The data in votes.txt give the numbers of votes for Buchanan and Bush in 67 counties in Florida. We will characterize the relationship between votes for Bush (X) and votes for Buchanan (Y). What statistical evidence is there that Buchanan received more votes than expected in Palm Beach County? Analyze the data without Palm Beach County results to obtain an equation for predicting Buchanan votes from Bush votes. Obtain a 95% prediction interval for the number of Buchanan votes in Palm Beach from this result assuming the relationship is the same in this county as in the others. If it is assumed that Buchanan's actual count contains a number of votes intended for Gore, what can be said about the likely size of this number from the prediction interval. (Consider transformation.)

This problem is an example of some of the more unstructured data analysis problems you will see during the semester, particularly on the take-home midterm and on your final project. As the semester progresses, it will be assumed that you understand how to structure such a write-up of your work.
Following are instructions that you will use for this and future 1-page write-ups.

Put your writeup on one page maximum (11pt font, 1 inch margins [we will measure]). You will hand in two copies; the first with your name and social security number, the second with just your social security number.

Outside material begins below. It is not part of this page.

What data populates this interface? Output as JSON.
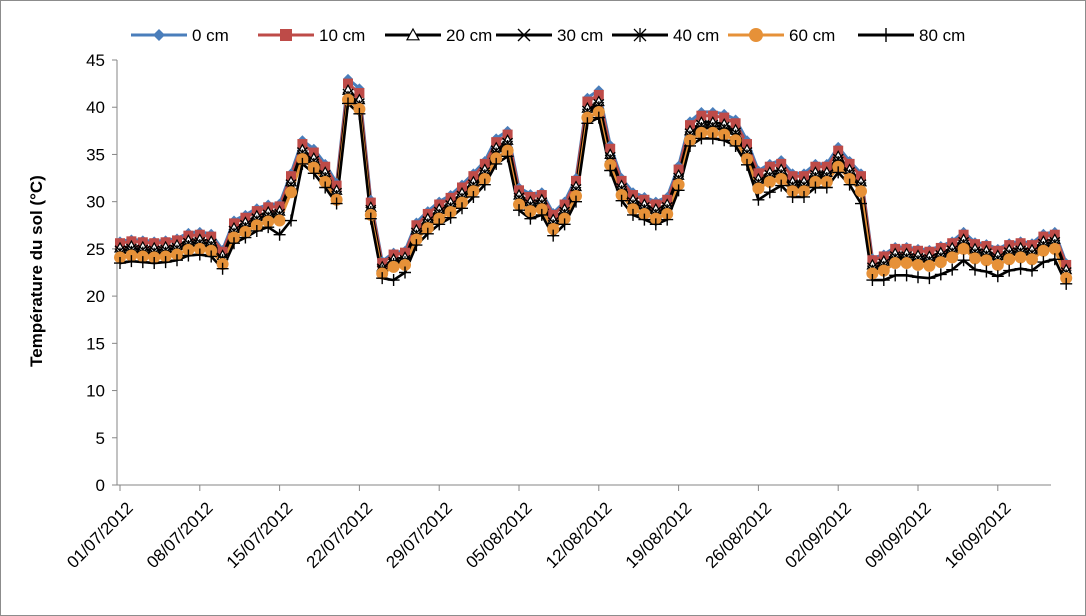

Structure of the Writeup: Use the Case Studies in the beginning of Chapters 7 and 8, as well as Homework 1, problem 1, as a guide.
1. Introduction
  - Clear statement of research question. KEEP THIS CONCISE.
  - Description of data. If observational, how was the data collected? What was the experimental design? Mention any sampling issues (independence or possible correlation of data, sample size issues) that could have an impact on the analysis. KEEP THIS SHORT.
2. Exploratory analysis of data: Give relevant summary statistics giving center and spread of data. These can be reported in a simple table or in a few sentences. Produce relevant plots tailored to the question at hand. Provide unique features of the data that could have an impact on the analysis: outliers, shape of distribution, sample size issues. Again, keep this very concise. If you make a table or plot, refer to it in the text. For example, you can give a regression line plot and describe the data in the plot in the exploratory analysis section, and discuss the regression line in the same plot in the statistical analysis section. Clearly label all plots.
3. Statistical analysis. This section includes information on the statistical tests performed, and should be written in a form similar to the "Case Studies - Summary of Statistical Findings" section at the beginning of each chapter in Statistical Sleuth. For this problem, you will summarize the results of a regression performed on log-transformed data and interpret the prediction interval. Be sure to perform all relevant diagnostic tests to confirm fit of the model, and discuss the results in a couple of sentences. If you have space, you might consider plotting the prediction intervals.
4. Summary of findings and scope of inference. To what extent does our data answer the question asked? What are the limitations of the model you have selected? Is there any problem with using the normal simple linear regression model for the purpose intended? (Are there possible block effects?) Review Section 1.2 of Statistical Sleuth. Also the "Scope of Inference" sections of the "Case Studies" should be of use here. Remember that recommending a larger sample size isn't always realistic; you will not always see perfect "textbook" datasets, and that this particular dataset may be all that is available to answer the question.